Utilities will probably cost $80-150 per month, not including telephone. It is important to set some rules on long-distance calling. Young enlisted families cannot afford to have phone bills exceeding about $50 per month.
Very few families know how much they actually spend on groceries. Even though most groceries may be bought in one or two trips to the store, it is hard to keep track of the many trips to pick up milk, bread, etc. The Department of Agriculture periodically publishes a table of estimated cost for food at home. A simplified version of this table would allow $225 per month for two adults and an additional $50 per child. Older children are treated as adults and get $100 per month. Your family needs may vary, but this is a good starting point.
You won't have much say-so on this one if you already own the car. Rates are determined by the type of car, the driver's age, sex, etc., and driving records. Insurance costs may vary greatly from one geographical area to another.

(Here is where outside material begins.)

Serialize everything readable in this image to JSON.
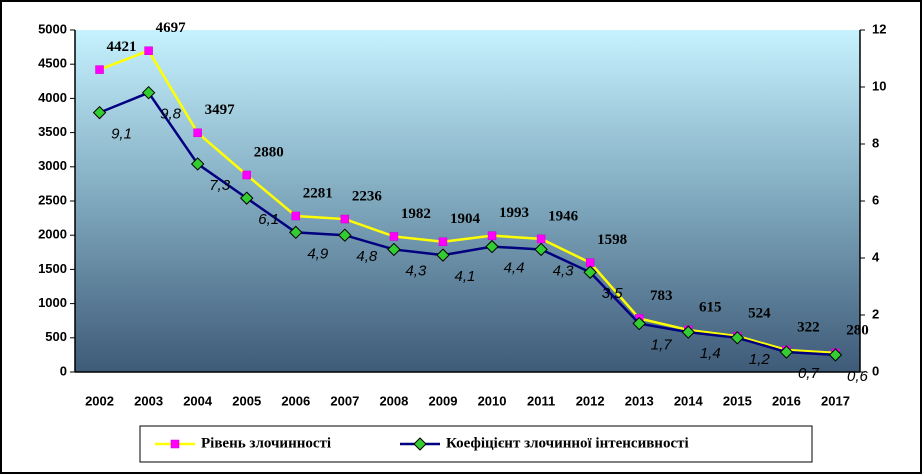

Liability insurance is usually required by the state. Take note that the minimum amounts of liability coverage required by many states are unrealistically low. You will need to have more than the minimum to cover the cost of any serious accident. Collision and comprehensive coverage is required by the lien-holder on the vehicle. If the vehicle is paid for, you may be better off dropping this coverage on older vehicles.
Other Auto Expenses
Before buying a car, get some professional advice. Remember, the guy at the dealership sells cars everyday and you only buy one every few years, so you need all the help you can get.
Most people spend much more than they think for gasoline. Try to limit driving, combine trips, and keep the vehicle in good working order. Even small things, such as proper tire inflation, can help save money. Look to the Automotive Skill Center and other alternatives for routine maintenance.
Investigate clothing exchange programs, consignment shops, and other sources for clothes, especially for kids. No matter where the clothes come from, they still must be washed. Depending on family habits, and number and ages of children, a family without washer and dryer will spend $20-40 per month washing clothes at a Laundromat.
Junior enlisted families must find ways to get the maximum for their entertainment dollar. Going to a matinee, sharing a family size popcorn, and sharing co-op babysitting are easy ways to save a few dollars. Some entertainment, such as going to a park or for a walk, are still appreciated but cost nothing. While some people think that cable TV is a luxury and should be eliminated from tight budgets, it is still a great entertainment value if used in lieu of more expensive options. Without premium movie channels, cable TV typically costs less than one dollar per day!
YOU CAN'T AFFORD IT!!! Of course, many young Army families start out with some debts, and your only option is to pay these. Do not go out and run up new debts for items which are not absolutely necessary. A bed is necessary, a stereo is not! We live in a society that believes in instant gratification, having it all right now. On a Soldier's pay, with a young family, you cannot have it all now without having the debts to pay for years. Keep in mind that all the stuff your parents have took years to get, so why should you expect to get all the same stuff in six months? Also keep in mind that it will take about seven years to pay off $1000.00 charged on a typical credit card if the minimum monthly payments are made. Check at the ACS Lending Closet for items you can borrow.